0

On the one hand, there're phrases, on the other hand there are plenty of sentences that that should be checked for having such phrase with showing position of each word (index_start, index_end).

For example,

phrase: "red moon rises"
sentence: "red moon and purple moon are rises"
result: 

1) ["red" (0, 3), "moon" (4, 8), "rises" (29,34)] 
2) ["red" (0, 3), "moon" (20, 24), "rises" (29,34)]

Here, we have 2 different words "moon"

Another example,

phrase: "Sonic collect rings"
sentence: "Not only Sonic likes to collect rings, Tails likes to collect rings too"
result:

1) ["Sonic" (9, 14), "collect" (24, 31), "rings" (32,37)] 
2) ["Sonic" (9, 14), "collect" (24, 31), "rings" (62,67)]
3) ["Sonic" (9, 14), "collect" (54, 61), "rings" (62,67)]

The last example,

phrase: "be smart"
sentence: "Donald always wanted to be clever and to be smart"
result: 

1) ["be" (24, 26), "smart" (44, 49)]
2) ["be" (41, 43), "smart" (44, 49)]

I tried to regex around it, something like 'sonic.*collects.*rings' or non-greedy variant 'sonic.*?collects.*?rings'. But such solutions give only 1) and 3) results.

Also I gave a try to the third-party regex module using positive look-behind: '(?<=(Sonic.*collect.*rings))', but it gives only 2 of 3 captures.

Some code for sonic example:

import re

# sonic example, extracting all results
text = ['Sonic', 'collect', 'rings']
builded_regex = '.*'.join([r'\b({})\b'.format(word) for word in text])
for result in re.finditer(builded_regex, 'Not only Sonic likes to collect rings, Tails likes to collect rings too'):
    for i, word in enumerate(text):
        print('"{}" {}'.format(word, result.regs[i + 1]), end=' ')
    print('')

Output:

"Sonic" (9, 14) "collect" (54, 61) "rings" (62, 67) 

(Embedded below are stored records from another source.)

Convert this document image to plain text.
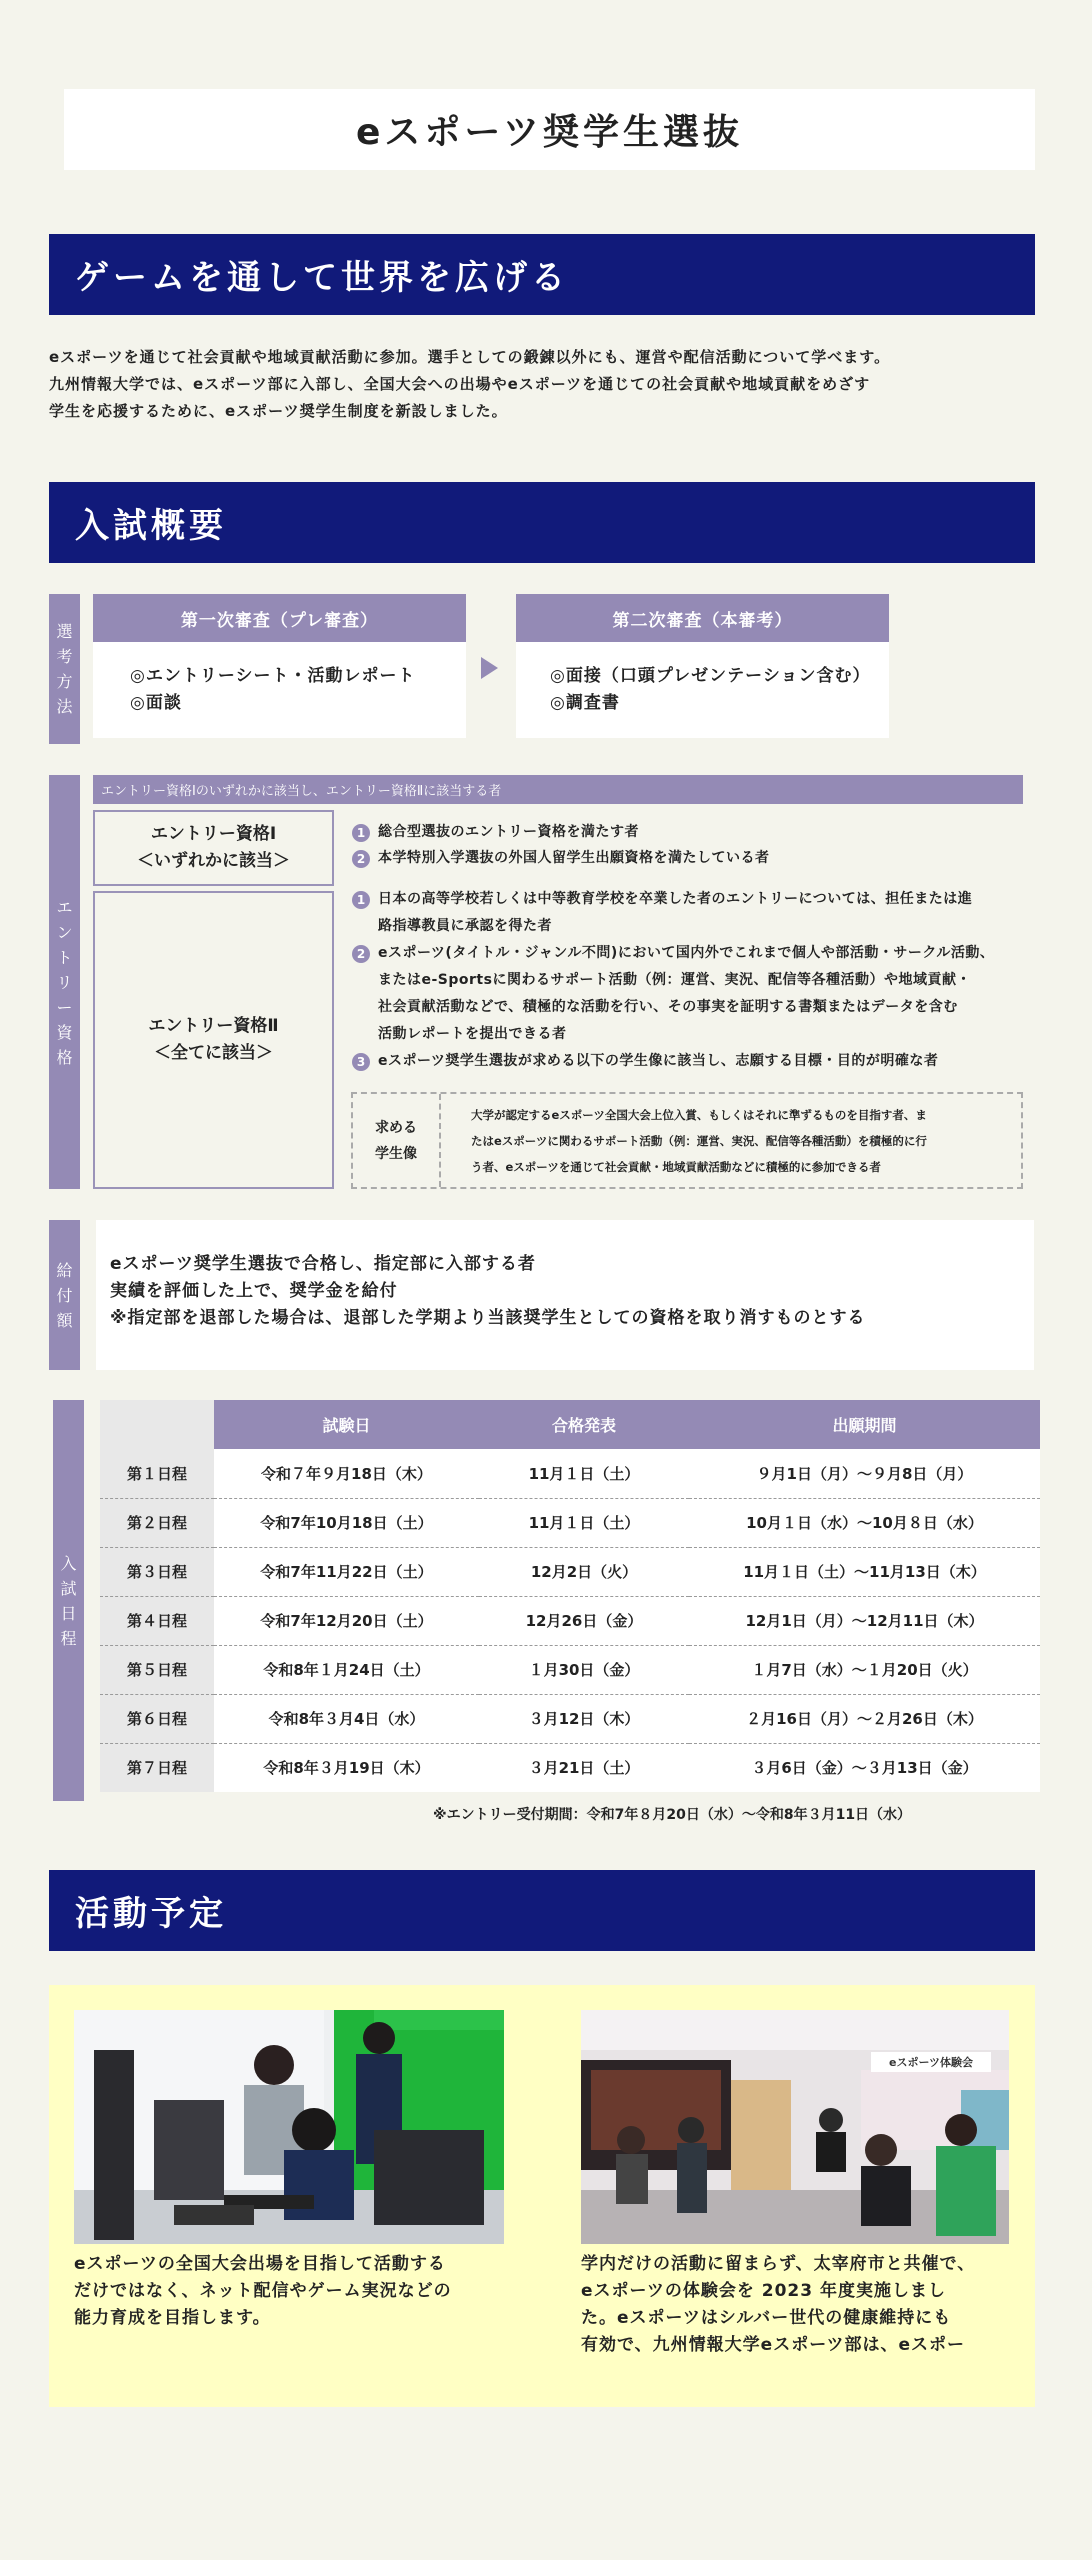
eスポーツ奨学生選抜
ゲームを通して世界を広げる
eスポーツを通じて社会貢献や地域貢献活動に参加。選手としての鍛錬以外にも、運営や配信活動について学べます。
九州情報大学では、eスポーツ部に入部し、全国大会への出場やeスポーツを通じての社会貢献や地域貢献をめざす
学生を応援するために、eスポーツ奨学生制度を新設しました。
入試概要
選
考
方
法
第一次審査（プレ審査）
◎エントリーシート・活動レポート
◎面談
第二次審査（本審考）
◎面接（口頭プレゼンテーション含む）
◎調査書
エ
ン
ト
リ
ー
資
格
エントリー資格Ⅰのいずれかに該当し、エントリー資格Ⅱに該当する者
エントリー資格Ⅰ
＜いずれかに該当＞
エントリー資格Ⅱ
＜全てに該当＞
1 総合型選抜のエントリー資格を満たす者
2 本学特別入学選抜の外国人留学生出願資格を満たしている者
1 日本の高等学校若しくは中等教育学校を卒業した者のエントリーについては、担任または進
路指導教員に承認を得た者
2 eスポーツ(タイトル・ジャンル不問)において国内外でこれまで個人や部活動・サークル活動、
またはe-Sportsに関わるサポート活動（例：運営、実況、配信等各種活動）や地域貢献・
社会貢献活動などで、積極的な活動を行い、その事実を証明する書類またはデータを含む
活動レポートを提出できる者
3 eスポーツ奨学生選抜が求める以下の学生像に該当し、志願する目標・目的が明確な者
求める
学生像
大学が認定するeスポーツ全国大会上位入賞、もしくはそれに準ずるものを目指す者、ま
たはeスポーツに関わるサポート活動（例：運営、実況、配信等各種活動）を積極的に行
う者、eスポーツを通じて社会貢献・地域貢献活動などに積極的に参加できる者
給
付
額
eスポーツ奨学生選抜で合格し、指定部に入部する者
実績を評価した上で、奨学金を給付
※指定部を退部した場合は、退部した学期より当該奨学生としての資格を取り消すものとする
入
試
日
程
	試験日	合格発表	出願期間
第１日程	令和７年９月18日（木）	11月１日（土）	９月1日（月）～９月8日（月）
第２日程	令和7年10月18日（土）	11月１日（土）	10月１日（水）～10月８日（水）
第３日程	令和7年11月22日（土）	12月2日（火）	11月１日（土）～11月13日（木）
第４日程	令和7年12月20日（土）	12月26日（金）	12月1日（月）～12月11日（木）
第５日程	令和8年１月24日（土）	１月30日（金）	１月7日（水）～１月20日（火）
第６日程	令和8年３月4日（水）	３月12日（木）	２月16日（月）～２月26日（木）
第７日程	令和8年３月19日（木）	３月21日（土）	３月6日（金）～３月13日（金）
※エントリー受付期間：令和7年８月20日（水）～令和8年３月11日（水）
活動予定
eスポーツの全国大会出場を目指して活動する
だけではなく、ネット配信やゲーム実況などの
能力育成を目指します。
eスポーツ体験会
学内だけの活動に留まらず、太宰府市と共催で、
eスポーツの体験会を 2023 年度実施しまし
た。eスポーツはシルバー世代の健康維持にも
有効で、九州情報大学eスポーツ部は、eスポー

What's the best solution to such task and I wonder if there's solution to solve it using regex?

2 Answers2

0
import re
from itertools import product
from operator import itemgetter

phrase = "red moon rises".split()  # split into words

search_space = "red moon and purple moon are rises"

all_word_locs = []

for word in phrase:
    word_locs = []
    for match in re.finditer(word, search_space):  # find *all* occurances of word in the whole string
        s, e = match.span()
        word_locs.append((word, s, e - s))  # save the word and its location

    all_word_locs.append((word_locs))  # gather all the found locations of each word

cart_prod = product(*all_word_locs)  # use the cartesian product to find all combinations

for found in cart_prod:
    locs = list(map(itemgetter(1), found))  # get the location of each found word
    if all(x < y for x, y in zip(locs, locs[1:])):
        print(found)  # only print if the words are found in order

*I'm using this to check if the location of the word is in order.

Zachary822
  • 2,873
  • 2
  • 11
  • 9
0

Try something like (I didn't write in python):

regex reg = "/(Sonic).*(collect).*(rings)/i"
if(reg.match(myString).success)
    myString.find("Sonic")....

First, find if the phrase exist in the sentence, and in the right order.

Then, catch all the references of every word.